Look, with "hash cash" you can charge the initiator of a request/insert/ect some 
average CPU time.
 That's all well and a few jerks from overusing the system, but it only scales down 
the attack
someone can do to targeted area in hashspace.  

Think of it like this.  If some guys has your address and sends you 2 tons of junk 
mail a day,
you'll have trouble reading your mail.  If the postal service doubles the cost of 
postage stamps,
he'll still send you 1 ton of junk mail.  If the postal service ups the cost by factor 
10000,
nobody will be able to afford to send you anything anyway.

Hey wait, will this work?!?  Maybe it's different.
----Route based on the hashcash!!!
User caclulates b+c a bit x such that hash(<key,x>) has first b bits 0.  
There should be about 2^c possibile x's.
Route in hashspace to hash(<key,x>) not hash(key).

Real numbers: b=10, c=2
In order to use a key I have to do about 2^b=1024 hashes, should happen in a few 
ms*CPU.
There could be about 2^c=4 possible solutions, that's ok, a little redundancy.

Since an adversary doesn't know what x is until he caculates it, he can't know where 
in hashspace
a key will wind up until after he has "paid" for it already.

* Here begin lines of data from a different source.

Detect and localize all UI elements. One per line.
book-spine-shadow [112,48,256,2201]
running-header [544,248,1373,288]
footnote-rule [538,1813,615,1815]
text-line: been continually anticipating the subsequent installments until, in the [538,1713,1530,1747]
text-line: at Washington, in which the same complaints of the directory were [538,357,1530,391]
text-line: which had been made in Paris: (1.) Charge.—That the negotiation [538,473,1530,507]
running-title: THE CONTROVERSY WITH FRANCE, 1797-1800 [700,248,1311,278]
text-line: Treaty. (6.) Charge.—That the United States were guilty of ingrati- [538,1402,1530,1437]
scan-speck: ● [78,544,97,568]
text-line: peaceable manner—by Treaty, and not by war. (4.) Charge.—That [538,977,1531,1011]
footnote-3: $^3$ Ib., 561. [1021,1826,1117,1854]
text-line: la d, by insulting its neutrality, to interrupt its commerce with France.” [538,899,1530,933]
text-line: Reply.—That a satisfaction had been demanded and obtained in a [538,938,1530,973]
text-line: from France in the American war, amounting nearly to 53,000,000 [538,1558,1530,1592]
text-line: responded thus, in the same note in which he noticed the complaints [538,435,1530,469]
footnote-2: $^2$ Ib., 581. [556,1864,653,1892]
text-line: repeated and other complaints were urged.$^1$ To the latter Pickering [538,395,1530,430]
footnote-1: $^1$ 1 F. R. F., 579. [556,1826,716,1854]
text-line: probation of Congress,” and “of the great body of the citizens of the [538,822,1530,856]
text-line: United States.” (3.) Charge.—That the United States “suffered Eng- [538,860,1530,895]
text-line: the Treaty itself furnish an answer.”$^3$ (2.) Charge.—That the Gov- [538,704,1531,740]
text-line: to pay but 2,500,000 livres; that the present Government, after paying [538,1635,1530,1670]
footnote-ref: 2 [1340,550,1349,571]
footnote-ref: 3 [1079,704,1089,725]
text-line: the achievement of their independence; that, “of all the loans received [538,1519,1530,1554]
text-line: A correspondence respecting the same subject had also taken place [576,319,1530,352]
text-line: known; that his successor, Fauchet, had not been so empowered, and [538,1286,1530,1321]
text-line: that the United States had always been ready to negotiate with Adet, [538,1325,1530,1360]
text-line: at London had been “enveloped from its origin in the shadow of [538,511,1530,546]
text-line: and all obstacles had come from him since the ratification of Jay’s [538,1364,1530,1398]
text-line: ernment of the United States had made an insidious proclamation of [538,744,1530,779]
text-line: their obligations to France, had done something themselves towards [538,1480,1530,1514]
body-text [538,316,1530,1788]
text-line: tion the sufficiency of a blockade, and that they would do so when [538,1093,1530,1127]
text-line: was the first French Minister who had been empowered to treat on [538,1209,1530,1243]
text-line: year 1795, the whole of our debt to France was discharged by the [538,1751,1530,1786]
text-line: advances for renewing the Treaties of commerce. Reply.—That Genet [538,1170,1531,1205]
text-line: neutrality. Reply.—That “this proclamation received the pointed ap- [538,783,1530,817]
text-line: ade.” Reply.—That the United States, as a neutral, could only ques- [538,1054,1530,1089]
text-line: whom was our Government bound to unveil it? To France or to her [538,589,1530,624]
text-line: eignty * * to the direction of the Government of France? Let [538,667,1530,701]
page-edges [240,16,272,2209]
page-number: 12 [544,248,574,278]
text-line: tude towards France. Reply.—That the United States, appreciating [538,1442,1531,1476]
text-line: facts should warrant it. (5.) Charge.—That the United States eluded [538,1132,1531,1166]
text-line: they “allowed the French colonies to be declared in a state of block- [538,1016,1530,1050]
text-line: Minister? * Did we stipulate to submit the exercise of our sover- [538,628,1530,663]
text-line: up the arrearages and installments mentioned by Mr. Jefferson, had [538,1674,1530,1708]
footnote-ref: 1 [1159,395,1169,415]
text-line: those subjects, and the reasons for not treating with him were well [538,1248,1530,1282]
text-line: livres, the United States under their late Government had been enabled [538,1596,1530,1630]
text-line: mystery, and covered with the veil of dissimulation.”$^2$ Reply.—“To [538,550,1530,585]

Does this work, or am I missing something?



Attacks Left:

I suppose an adversary with a certain fraction of nodes would probably still be able 
to use the
keys already mapped to a target area to do dammage.  An advesary with f nodes 
compromised would
get about f/N *<arverage route hops> of the messages in the system(for f<<N).  If he 
collected all
the keys in the target keyspace and requested them all repeatedly from all over the 
place, it
might overload the area of the network responsible.  Caching would help some.

There's still the SSK attack, but you can fight this with a some caching and a 
realistic limit on
the update rate.

If given enough time an adversary could build up enough crap to still do the attack 
for a short
period.  The only thing I can think of to fight this is a time dependent hash, or one 
based on a
global random oracle which spits out salt every now and then.


Damnit why didn't I think of this before?  It beats the crap out of my key sharing 
stuff I came up
with!  Please somebody tell me if I'm right about this.